Les 22 salariés de Perpignan (17) et de Portbou (5) de la société de transport combiné rail-route Novatrans, exploitant le chantier de transport combiné zone Saint-Charles, attendaient beaucoup de la table ronde qui s'est tenue le 8 juin à la demande de Frédéric Cuvillier, nouveau ministre des Transports. La filiale de la SNCF-Géodis, (CA : 86,8 M€, 257 salariés) est actuellement en difficultés, avec 18,6 M€ de pertes. Le nouveau ministre a souhaité reporté la date du conseil d’administration (prévu le 8 juin) au lendemain des législatives. « Cette table ronde devait réunir les représentants des salariés, l’Etat, RFF, les transporteurs routiers (FNTR-GNTC), le groupe SNCF-Géodis, Fret SNCF et les autorités de la concurrence pour examiner toutes les solutions possibles visant à assurer la pérennité de l'entreprise, indique Sébastien Sanchez, délégué du personnel de Novatrans à Perpignan et délégué syndical Sud Rail.
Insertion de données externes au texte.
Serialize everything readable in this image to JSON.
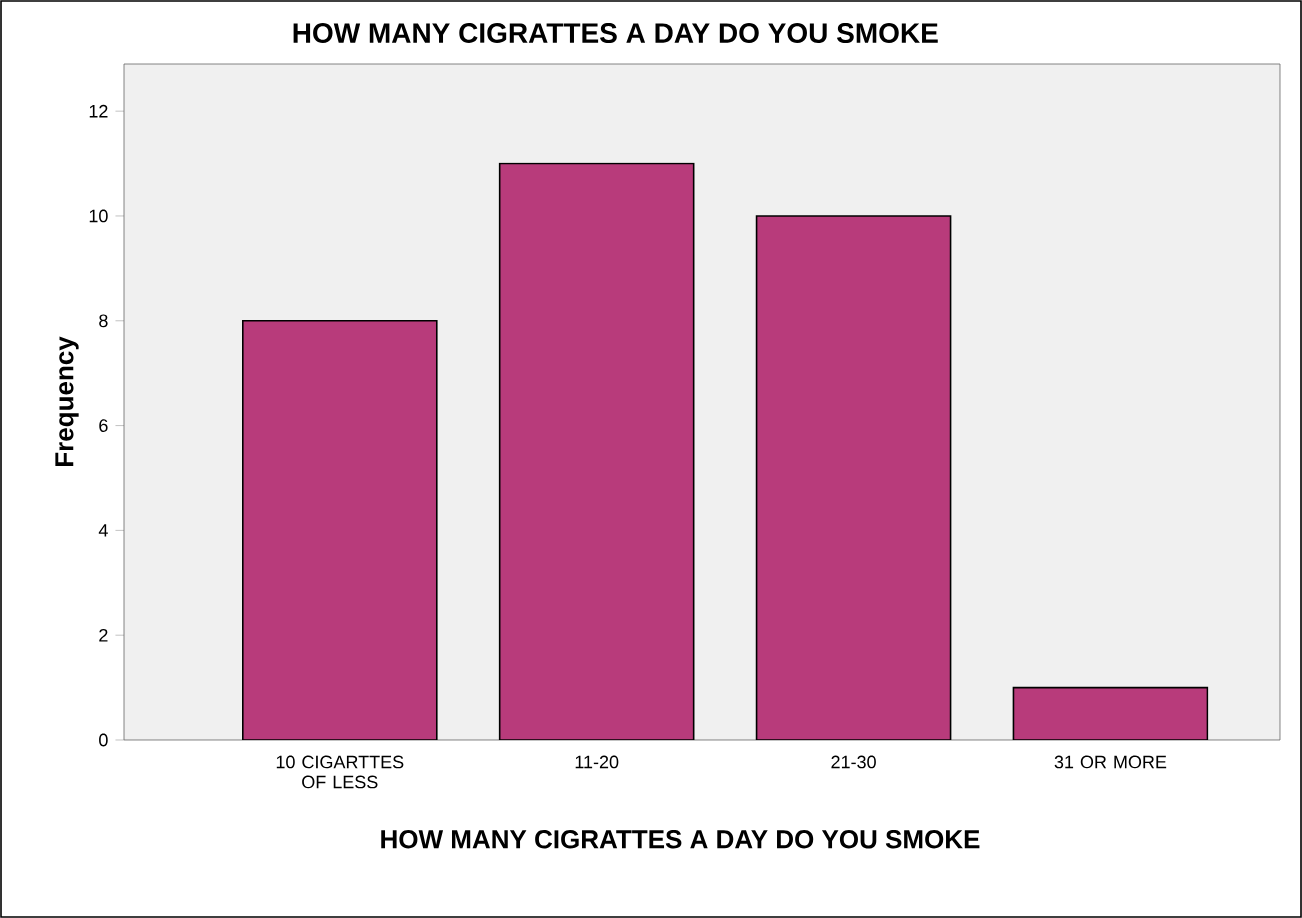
{
  "chart_data": {
    "type": "bar",
    "title": "HOW MANY CIGRATTES A DAY DO YOU SMOKE",
    "xlabel": "HOW MANY CIGRATTES A DAY DO YOU SMOKE",
    "ylabel": "Frequency",
    "categories": [
      "10 CIGARTTES OF LESS",
      "11-20",
      "21-30",
      "31 OR MORE"
    ],
    "values": [
      8,
      11,
      10,
      1
    ],
    "color": "#b83b7b",
    "ylim": [
      0,
      12.9
    ],
    "yticks": [
      0,
      2,
      4,
      6,
      8,
      10,
      12
    ]
  }
}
Finalement, nous avons été reçus uniquement par Pierre Blayau, directeur général du groupe SNCF-Géodis, qui nous a demandé ce que l’on avait à dire. Or, en interne, nous avons le sentiment d’avoir déjà joué toutes les cartes. Nous avons donc claqué la porte. »
Décision politique
« Sans décision politique, l’avenir du transport combiné est obscur. » Toutefois, l’espoir d’un « repreneur sauveteur » est annoncé comme la dernière chance pour Novatrans. « C’est Zorro, nous ne connaissons pas son identité », précise le délégué, jugeant peu crédible la capacité d’un repreneur à assumer les contraintes de recapitalisation, de développement et de croissance. « Si les modalités du Grenelle de l’environnement avaient été respectées, l’entreprise n’en serait certainement pas là », indique Sébastien Sanchez. Ceux-ci prévoient de faire évoluer la part du fret non routier de 14 à 25 % d’ici à 2022. Selon Sébastien Sanchez, « l’arrêt de l’activité de Novatrans c’est 500 000 camions supplémentaires sur les routes, 450 000 tonnes de CO2 et le report massif de matières première dangereuses du fer sur la route. »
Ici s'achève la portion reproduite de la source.